Метафизика Петербурга. Историко-культурологические очерки - страница 64



Так писал Гавриил Державин – лучший поэт первого века исторического бытия Петербурга, возносясь воображением высоко – но отнюдь ненамного выше, чем расчеты екатерининских полководцев и дипломатов. В предвидении взятия Константинополя в доме Романовых было принято новое имя – Константин. По настоянию Екатерины II оно было дано одному из ее внуков, в память императора Константина Великого. При ребенке с детства была греческая прислуга, его обстоятельно ознакомили с греческой историей. Константину прочили помазание на царство в соборе св. Софии, и венец императора новой Византийской империи. Эти планы были достаточно широко известны и вызывали в русском обществе немалое воодушевление. В известном объяснении к цитированной выше оде, составленном в старости, Державин привлек внимание читателя к занявшим нас строкам, указав, что он имел в виду намерение «Константинополь подвергнуть державе великого князя Константина Павловича, к чему покойная государыня все мысли свои устремляла». Европейское общественное мнение было настроено против такого усиления России – но против самой логики «греческого проекта» по сути ничего не имело возразить. Еще маркиз де Кюстин полагал Петербург естественными северными воротами Российской империи, Нижний Новгород – восточными, Константинополь – южными. А ведь он был очень нерасположенным к России наблюдателем, и писал в конце 1830-х годов, когда начали складываться и уже стали заметны внимательному взгляду назревавшие предпосылки Крымской войны.

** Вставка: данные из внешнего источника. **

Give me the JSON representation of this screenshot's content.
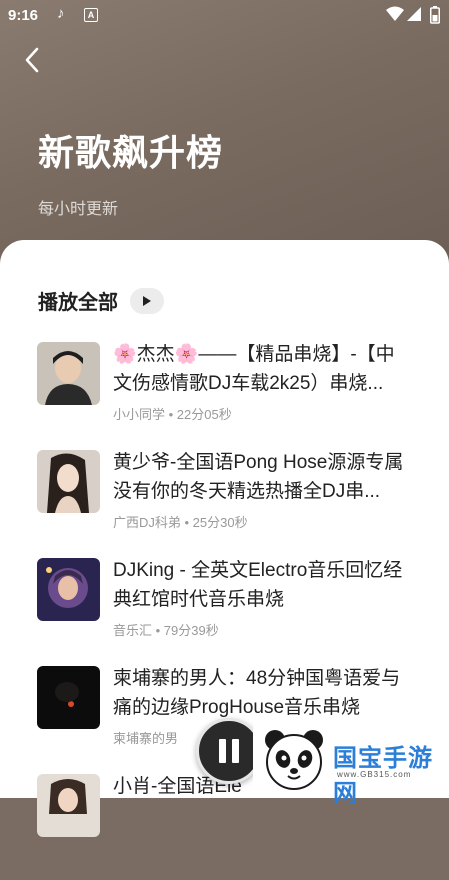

По мере того, как в Петербурге осознавали невозможность реализации всех задач екатерининского «греческого проекта», он начал преобразовываться в «восточный вопрос», ставший одной из доминант российской, более того – европейской политики XIX столетия. Сущность «восточного вопроса» определялась тяжелым состоянием Османской империи, ставшей «больным человеком» тогдашнего мира. Как стало ясно при дворах ведущих мировых держав, пришло время делить наследство распадающейся империи и расставлять доминанты нового политического порядка на Балканах, берегах Черного моря и Ближнем Востоке. Англия, Франция и Австрия стремились к приобретению новых колоний и рынков сбыта, и в первую очередь – приобретению контроля над проливами, которые охранял Стамбул. При царском дворе мечтали о новых приобретениях вокруг Черного моря – и, разумеется, обеспечении судоходства на Босфоре.

Надо заметить, что действия дипломатии Александра I в «восточном вопросе» были отмечены признаками нерешительности. Дело в том, что среди православных подданных султана, в первую очередь греков, начались волнения, постепенно перераставшие в народно-освободительное восстание. С одной стороны, сам Бог велел поддержать единоверцев, к чему государя всемерно подталкивал один из шефов его внешней политики, грек Иоанн Каподистрия (позднее он стал президентом независимой Греции). В 1821 году, в конфликт прямо вмешался с отрядом греческих и русских волонтеров генерал-майор русской службы, князь А.К.Ипсиланти. За его судьбой с симпатией следили глаза всего образованного общества не только России, но и Европы. Пушкин мечтал ехать в Грецию, чтобы сражаться за свободу греков, по примеру Байрона. С другой стороны, в рамках Священного союза Александр I обязан был всемерно защищать права государей. Между тем, как отвратителен ни был султан, но он был монархом – притом монархом законным, а греки при всей симпатии к ним были инсургентами. Получалось, что в соответствии с «принципом легитизма» нужно было поддерживать совсем не их, но напротив, как раз Блистательную Порту. Дипломатии Александра I так и не суждено было распутать эту головоломку. Как следствие, достоинство Петербурга как фактической столицы православного мира вошло в явное противоречие с его ролью центра Священного союза. При всех колебаниях и оговорках, последнее оказалось для царя более важным – а это уже говорило об отходе от «византийского наследия».